Reynolds, a pediatrician, worked with groups such as Black Futures Initiative and the Children’s Institute to craft and introduce a slate of bills focused on young families this session. Of the six bills that Reynolds introduced, two passed: One strengthened eviction protections for families with young children, and another bolstered pay and access to doula care, which provides mental support for families.
But Oregon Senate Bill 691, her bill requiring Medicaid to cover peer services in all clinical settings, died without being heard in the legislative budget committee. It had no public opposition, but Reynolds said the bill fell down the list of priorities as the session went on.
It was a blow to advocates who worked to craft the bill and whip up support.
“This is a supermajority Democratic state,” said Thorne Ladd, executive director of the Children’s Institute. The peer services bill’s failure “shows we haven’t done our work here.”
The Oregon Health Authority is convening a new workgroup to strategize ways to clear some billing barriers and encourage access to health services without legislative action, a spokesperson said.
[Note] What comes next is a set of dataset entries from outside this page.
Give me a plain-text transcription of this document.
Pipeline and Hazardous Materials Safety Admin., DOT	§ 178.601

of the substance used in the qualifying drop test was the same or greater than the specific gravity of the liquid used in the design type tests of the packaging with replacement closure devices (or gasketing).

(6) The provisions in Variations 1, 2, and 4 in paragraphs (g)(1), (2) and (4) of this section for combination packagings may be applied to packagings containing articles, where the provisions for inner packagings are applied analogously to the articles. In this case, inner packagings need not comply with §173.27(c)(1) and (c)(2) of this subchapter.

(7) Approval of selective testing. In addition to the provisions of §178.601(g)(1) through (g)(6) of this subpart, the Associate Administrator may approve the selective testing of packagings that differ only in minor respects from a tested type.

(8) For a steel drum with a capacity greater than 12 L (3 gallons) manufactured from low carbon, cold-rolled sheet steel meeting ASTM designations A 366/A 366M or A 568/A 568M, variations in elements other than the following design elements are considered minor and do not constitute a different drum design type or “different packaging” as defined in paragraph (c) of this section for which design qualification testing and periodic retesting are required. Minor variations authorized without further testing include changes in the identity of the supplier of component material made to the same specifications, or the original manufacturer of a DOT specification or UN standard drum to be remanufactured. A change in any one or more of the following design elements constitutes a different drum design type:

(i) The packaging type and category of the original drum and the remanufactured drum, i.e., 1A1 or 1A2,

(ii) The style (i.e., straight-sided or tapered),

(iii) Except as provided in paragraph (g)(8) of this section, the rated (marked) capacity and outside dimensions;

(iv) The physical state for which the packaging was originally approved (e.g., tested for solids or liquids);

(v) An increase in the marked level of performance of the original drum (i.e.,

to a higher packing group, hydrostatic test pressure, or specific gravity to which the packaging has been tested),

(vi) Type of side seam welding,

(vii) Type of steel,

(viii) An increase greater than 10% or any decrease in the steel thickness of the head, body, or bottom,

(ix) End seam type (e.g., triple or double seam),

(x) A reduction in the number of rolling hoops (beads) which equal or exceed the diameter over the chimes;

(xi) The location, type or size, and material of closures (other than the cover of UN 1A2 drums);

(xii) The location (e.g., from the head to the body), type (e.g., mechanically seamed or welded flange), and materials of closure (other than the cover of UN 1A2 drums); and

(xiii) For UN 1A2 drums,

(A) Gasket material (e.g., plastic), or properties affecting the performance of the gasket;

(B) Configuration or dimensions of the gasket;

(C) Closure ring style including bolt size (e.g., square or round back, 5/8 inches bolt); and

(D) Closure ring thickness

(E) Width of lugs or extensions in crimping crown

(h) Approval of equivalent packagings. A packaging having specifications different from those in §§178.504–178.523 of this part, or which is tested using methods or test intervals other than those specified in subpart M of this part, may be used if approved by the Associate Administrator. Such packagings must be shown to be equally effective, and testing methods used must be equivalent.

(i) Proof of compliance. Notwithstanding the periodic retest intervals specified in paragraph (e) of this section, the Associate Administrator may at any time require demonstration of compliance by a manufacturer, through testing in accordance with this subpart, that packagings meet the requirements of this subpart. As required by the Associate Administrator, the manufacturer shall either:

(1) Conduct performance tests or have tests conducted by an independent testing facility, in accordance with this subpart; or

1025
Reynolds also said, given the state’s budget challenges, that she’s looking for other ways the state can prioritize pregnant parents without asking for new dollars.
But that work is unfolding against a backdrop of cuts to public safety-net programs. Oregon is poised to lose billions of Medicaid dollars in the coming years as a result of the spending package Congress passed this summer, called the “One Big Beautiful Bill,” and state officials estimate that new Medicaid enrollment requirements will lead to around 200,000 Oregonians losing health care coverage.
For hospitals already struggling financially, costly maternal health care units are also one of the first services to be cut back.
But the payoff of such programs can last for generations. Supportive, stigma-free care has helped Bovee rebuild relationships with all of her children. She sets Fridays aside to be with her youngest son, Ryan, and they often spend those days doing art projects or walking along the Willamette River. The joys help fuel her work, she said, while her work helps remind her of how far she has come.
“Every single client I come across, I see myself in at some point in my journey,” she said. “And it reminds me I’m not only offering support to people like me, I’m healing parts of myself with every step that I take. Every time I show up, every person I connect with, every time I allow myself to be vulnerable and create a safe space for persons like me. It’s the flap of butterfly wings that changes things a generation away.”